Thanks in anticpation.

Regards, JP

4 Answers from MyBuilder Kitchen Fitters

Best Answer

We come across this sort of thing all the time.

One of the problems tends to be the height of the bottom of the hood above the burning ring, and the minimum beeing specified by the hood and hob manufacturer, and you are meant to go with the greater of the two. It's not just your appliance warranty that is at risk if you don't follow the manufacturer's guidelines, but their distances are specified for safety reasons too.
So what to to where the chimney opening height is not great enough to satisfy the manufacturer's requirements? It isn't usually unthinkably difficult to put in a lintel at a higher point on the chimney allowing the brickwork to be cut-away to a higher level. You'll also have to think about some repair work which could be some plastering etc. The cost of this shouldn't be too bad, but you should factor in some budget for fulfilling your building control obligations, which isn't free. (i.e. notify them of your intent to do structural work and then pay for an inspector to come and see the lintel work that has been carried out before it is plastered over.)

Another issue to be satisfied with is the proximity of the side and rear walls from the burning rings. Some gas hobs require 15cm+ at each side before a vertical surface, and a minimum of 6cm to the rear, and again each hob manufacturer specifies their recommended safe distances. Some hobs therefore won't be suitable for certain chimneys. And definitely don't assume that because you have a 90cm wide gap, you can have a 90cm wide rangemaster, when the chances are you'll only safely be able to install a 600mm wide 4 burner hob. 5 burners tend to need more clearance at the sides.

The other thing to consider is externally venting or recirculating. You can normally do either, and external will depend upon safe access for ducting to the outside. Careful with chimneys though as there can be all sorts of dust and nasties you'd rather avoid in there! Plus really your ducting should run unbroken to the outside which isn't always possible via a chimney. My preference, as long as it is safe to do so, would be to core to the outside every time rather than trying to shove ducting up an old chimney.

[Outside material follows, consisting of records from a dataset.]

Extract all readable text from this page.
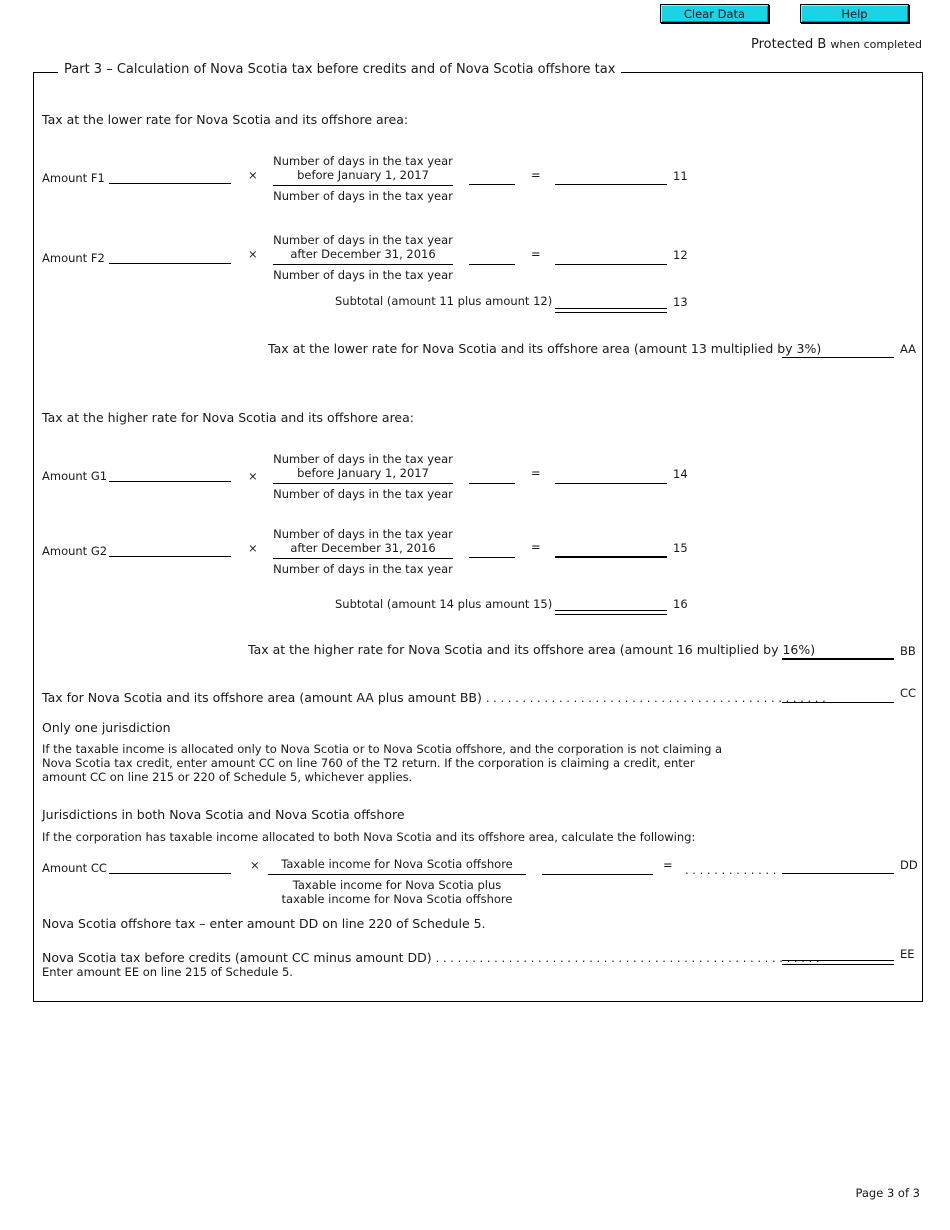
Clear Data	Help
Protected B when completed
Part 3 – Calculation of Nova Scotia tax before credits and of Nova Scotia offshore tax
Tax at the lower rate for Nova Scotia and its offshore area:
Amount F1	×
Number of days in the tax year
before January 1, 2017
Number of days in the tax year
=	11
Amount F2	×
Number of days in the tax year
after December 31, 2016
Number of days in the tax year
=	12
Subtotal (amount 11 plus amount 12)	13
Tax at the lower rate for Nova Scotia and its offshore area (amount 13 multiplied by 3%)	AA
Tax at the higher rate for Nova Scotia and its offshore area:
Amount G1	×
Number of days in the tax year
before January 1, 2017
Number of days in the tax year
=	14
Amount G2	×
Number of days in the tax year
after December 31, 2016
Number of days in the tax year
=	15
Subtotal (amount 14 plus amount 15)	16
Tax at the higher rate for Nova Scotia and its offshore area (amount 16 multiplied by 16%)	BB
Tax for Nova Scotia and its offshore area (amount AA plus amount BB) . . . . . . . . . . . . . . . . . . . . . . . . . . . . . . . . . . . . . . . . . . . . . . .	CC
Only one jurisdiction
If the taxable income is allocated only to Nova Scotia or to Nova Scotia offshore, and the corporation is not claiming a
Nova Scotia tax credit, enter amount CC on line 760 of the T2 return. If the corporation is claiming a credit, enter
amount CC on line 215 or 220 of Schedule 5, whichever applies.
Jurisdictions in both Nova Scotia and Nova Scotia offshore
If the corporation has taxable income allocated to both Nova Scotia and its offshore area, calculate the following:
Amount CC	×	Taxable income for Nova Scotia offshore
Taxable income for Nova Scotia plus
taxable income for Nova Scotia offshore
= . . . . . . . . . . . . .	DD
Nova Scotia offshore tax – enter amount DD on line 220 of Schedule 5.
Nova Scotia tax before credits (amount CC minus amount DD) . . . . . . . . . . . . . . . . . . . . . . . . . . . . . . . . . . . . . . . . . . . . . . . . . . . . .
Enter amount EE on line 215 of Schedule 5.
EE
Page 3 of 3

Lastly if you're thinking of coring outside, make sure you're satisfied you have fulfilled your obligations as a leaseholder and sought freeholder permissions for cutting through an external wall as some places don't allow it.

Hope some of this helps someone.



Answered 21st Mar 2013

their are regulations on the minimum height of extractors over hobs . and hob manufacturers state the height in their installation guides . electric hobs can have a lower extractor .you can fit a false lid into the chimney with an extractor fitted with a canopy extractor ,if the space is large enough and would advise horizontal ducting as after 3 metres the fan will not push as well and condensation will build up in the ducting .if vertical then condensation will run down.every bend in the ducting will reduce the length of ducting by 1 metre but this will not be a problem if can adapt an expelair fan to do the job but be warned it will eventually get greasy and need cleaning.


Answered 10th Mar 2013

If it's an electric hob there shouldn't really be a height issue, though you may have to accept fitting it lower than recommended will invalidate your warranty.
Other than that I agree with Paul.



Answered 9th Mar 2013

Well, first of all, you need ventilation in all rooms, if you have double glazing, then you need trickle vents. You need good extraction in bathroom and kitchen, venting to the outside. Turning to your cooker extraction, I cannot see any practical reason why extraction should not be lower than normal, it is not going to melt in the radiant heat from the cooker. But it is very simple to install a fan in the chimney using a bit of ingenuity. You will need to get the electrics right. There is in fact no reason why you cannot cure all of the damp problems, ventilation and extraction is a good start, but without seeing the property I cannot advise on other methods, other than to say damp is always curable.